İnsan, doğduğu andan itibaren bir yerlere ait olma ihtiyacı duyar. Aile, arkadaş çevresi, sosyal ortamlar… Hepsi, varlığımızı hissettiğimiz, kendimizi ifade edebildiğimiz yerler olmak zorundadır.

Ancak zaman içinde fark ederiz ki bazı mekânlarda, bazı insanların yanında kendimizi yabancı hissederiz. Sanki ruhumuz oraya ait değilmiş gibi bir his kaplar içimizi. Bu his, yavaş yavaş bir iç sıkıntısına, ardından kaçma isteğine dönüşür. Çünkü insan, kendisini hissetmediği yerde barınamaz.

Kaçışın ardında, aslında kabul edilme isteği yatar. İnsan, olduğu gibi görüldüğü, anlaşıldığı ve değer gördüğü bir ortam arar. Fiziksel varlığımız bir mekânda bulunsa da, ruhumuz oraya ait değilse bir eksiklik hissederiz. Düşüncelerimizi özgürce dile getiremediğimiz, olduğumuz gibi kabul edilmediğimiz her ortam, aslında bizi yavaş yavaş yok eden bir boşluğa dönüşür. İşte tam da bu yüzden, bazen ortamlarımızdan, arkadaş çevremizden hatta ailemizden bile uzaklaşırız. Çünkü bir yerde fiziksel olarak bulunmak, oraya ait olduğumuz anlamına gelmez.

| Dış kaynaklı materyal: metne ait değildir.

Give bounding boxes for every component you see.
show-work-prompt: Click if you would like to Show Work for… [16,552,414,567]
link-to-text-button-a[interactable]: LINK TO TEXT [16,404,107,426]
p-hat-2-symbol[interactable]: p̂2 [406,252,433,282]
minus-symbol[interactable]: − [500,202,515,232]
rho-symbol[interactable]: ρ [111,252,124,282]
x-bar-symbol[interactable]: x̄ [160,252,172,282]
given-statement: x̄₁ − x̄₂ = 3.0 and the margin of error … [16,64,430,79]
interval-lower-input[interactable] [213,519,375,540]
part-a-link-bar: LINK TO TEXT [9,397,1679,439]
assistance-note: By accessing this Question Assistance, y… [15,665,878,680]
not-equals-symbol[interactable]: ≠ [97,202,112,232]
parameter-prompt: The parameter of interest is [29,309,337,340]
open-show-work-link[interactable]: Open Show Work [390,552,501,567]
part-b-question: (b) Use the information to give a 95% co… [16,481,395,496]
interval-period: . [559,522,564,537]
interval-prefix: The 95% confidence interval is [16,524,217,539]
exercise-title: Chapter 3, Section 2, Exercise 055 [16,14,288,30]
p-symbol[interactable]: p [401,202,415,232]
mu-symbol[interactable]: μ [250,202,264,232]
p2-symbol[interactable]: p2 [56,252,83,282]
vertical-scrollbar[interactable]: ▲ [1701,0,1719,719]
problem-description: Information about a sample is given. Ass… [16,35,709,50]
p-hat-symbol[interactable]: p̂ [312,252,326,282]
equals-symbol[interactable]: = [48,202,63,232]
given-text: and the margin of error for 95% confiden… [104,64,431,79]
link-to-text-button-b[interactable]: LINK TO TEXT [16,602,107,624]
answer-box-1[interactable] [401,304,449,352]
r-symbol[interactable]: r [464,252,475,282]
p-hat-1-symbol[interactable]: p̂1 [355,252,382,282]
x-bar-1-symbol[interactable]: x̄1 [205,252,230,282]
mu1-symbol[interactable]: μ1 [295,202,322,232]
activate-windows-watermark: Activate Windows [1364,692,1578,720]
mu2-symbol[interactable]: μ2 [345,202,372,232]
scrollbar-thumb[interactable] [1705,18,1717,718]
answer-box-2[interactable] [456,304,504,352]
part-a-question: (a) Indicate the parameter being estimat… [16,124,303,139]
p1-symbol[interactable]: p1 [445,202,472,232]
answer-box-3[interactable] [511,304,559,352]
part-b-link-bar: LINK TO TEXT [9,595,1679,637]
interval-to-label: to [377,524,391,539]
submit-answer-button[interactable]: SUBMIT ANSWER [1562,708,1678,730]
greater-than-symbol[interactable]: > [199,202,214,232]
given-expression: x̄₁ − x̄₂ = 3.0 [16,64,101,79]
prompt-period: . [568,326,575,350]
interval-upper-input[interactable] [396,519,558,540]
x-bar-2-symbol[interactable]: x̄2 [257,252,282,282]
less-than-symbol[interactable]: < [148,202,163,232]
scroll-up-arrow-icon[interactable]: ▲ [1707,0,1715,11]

Peki, neden bizi gerçekten olduğumuz gibi kabul eden yerleri bulmaya çalışırız? Çünkü insan, ancak varlığıyla kabul edildiği yerde huzur bulur. Dış görünüşüyle, düşünceleriyle, hayalleriyle, duygularıyla tamamen olduğu gibi benimsendiği zaman mutlu olur. Dost, arkadaş, aile dediğimiz kavramların özü de budur: Bizi olduğumuz gibi kabul etmek. O yüzden, bizi kalıplara sokmaya çalışan, değiştirmek isteyen ya da varlığımızı sorgulayan her yer, bizim için bir yük haline gelir.

Kendi benliğimizi hissetmediğimiz yerde kalmaya devam etmek, aslında kendimize ihanet etmektir. Bu yüzden, ruhumuzun huzur bulduğu insanları ve ortamları aramak bir zorunluluktur. Bu bir kaçış değil, bir arayıştır. Bizi gerçekten anlayan, yargılamayan, değiştirmeye çalışmayan insanlarla bir arada olmak, ruhumuzun nefes almasını sağlar. Hayatın içinde yol alırken, bizi biz olduğumuz için seven, yanlarında kendimizi bulduğumuz insanları keşfetmek en büyük kazançtır. Çünkü insan, ancak kendisini hissettiği yerde gerçekten vardır.